2304-PUB: Increased Glucagon Expression in Diabetes: The Role of miR-320a

Abstract

Glucagon, secreted from the α-cells of pancreatic islets, plays an important, yet underappreciated role in glucose homeostasis. As the major counter-regulatory hormone to insulin, it helps maintain normal blood glucose levels and prevent life-threatening hypoglycemia. However, while the regulation of glucagon has been shown to be perturbed in subjects with diabetes leading to inadequately high levels and worsening of the hyperglycemia, the molecular mechanisms involved in this abnormal regulation are still unknown. We therefore first investigated the possibility that microRNAs might be involved in the regulation of glucagon expression. Indeed, analysis of the glucagon 3’UTR revealed two potential miR-320a binding sites in human and one potential site in mouse and rat, respectively.
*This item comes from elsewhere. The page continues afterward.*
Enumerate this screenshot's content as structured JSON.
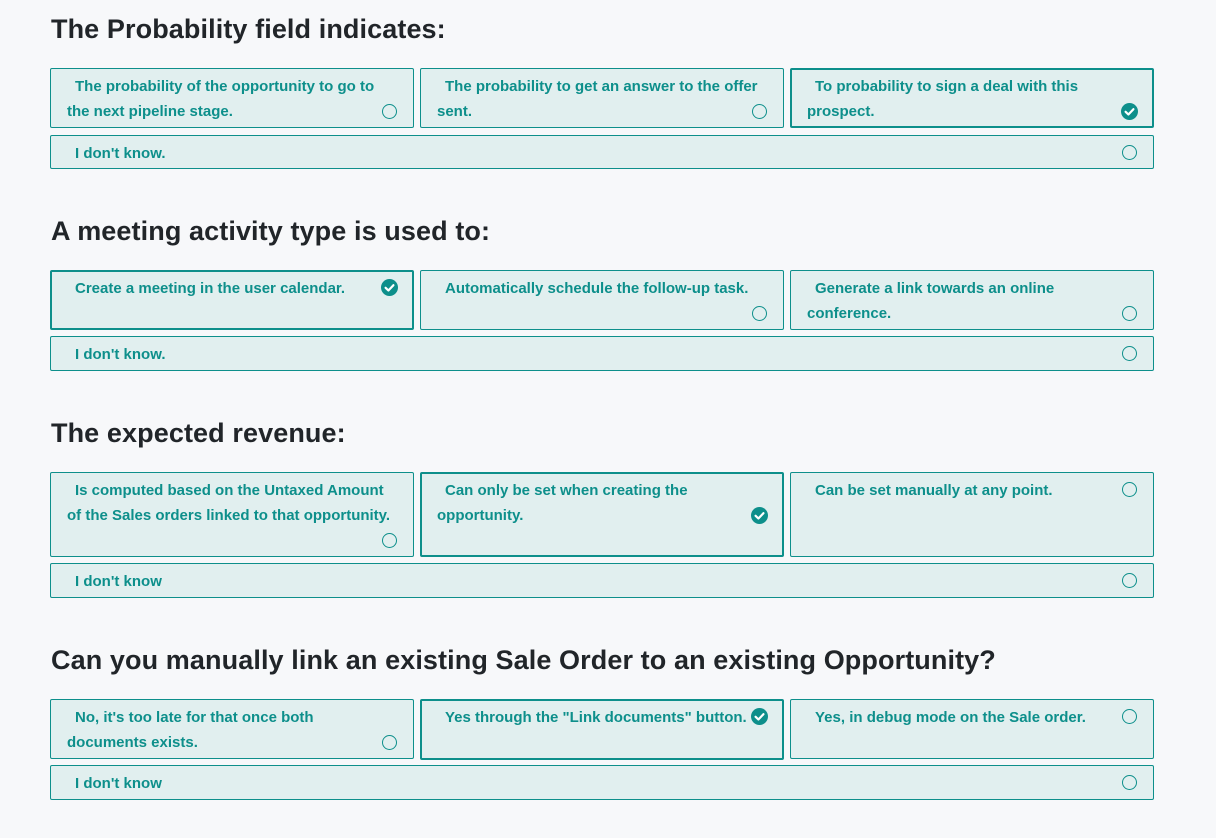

In addition, we performed luciferase reporter assays and found that miR-320a directly binds to the 3’ UTR of the human glucagon gene. To further determine the role of miR-320a in the regulation of glucagon gene expression, we performed gain and loss of function studies with miR-320a in αTC1-6 cells. Glucagon gene expression was reduced in response to miR-320a overexpression, whereas inhibition of miR-320a upregulated glucagon gene expression. Interestingly, consistent with its role in the regulation of glucagon, miR-320a is more highly expressed in α-cells than beta cells and its expression was decreased by high glucose. Moreover, this was associated with an increase in glucagon gene expression in mouse αTC 1-6 cells as well as human islets. Finally, these findings are not only consistent with the results in response to high glucose, but also demonstrate the pathophysiological relevance of this phenomenon. Taken together, our data suggest that reduced miR-320a expression may contribute to the increase in glucagon gene expression in type 2 diabetes. These findings indicate for the first time that glucagon gene expression is under the control of a microRNA and provide novel insight into the abnormal regulation of glucagon in diabetes. Disclosure S. Jo: None. G. Xu: None. G. Jing: None. A. Shalev: None.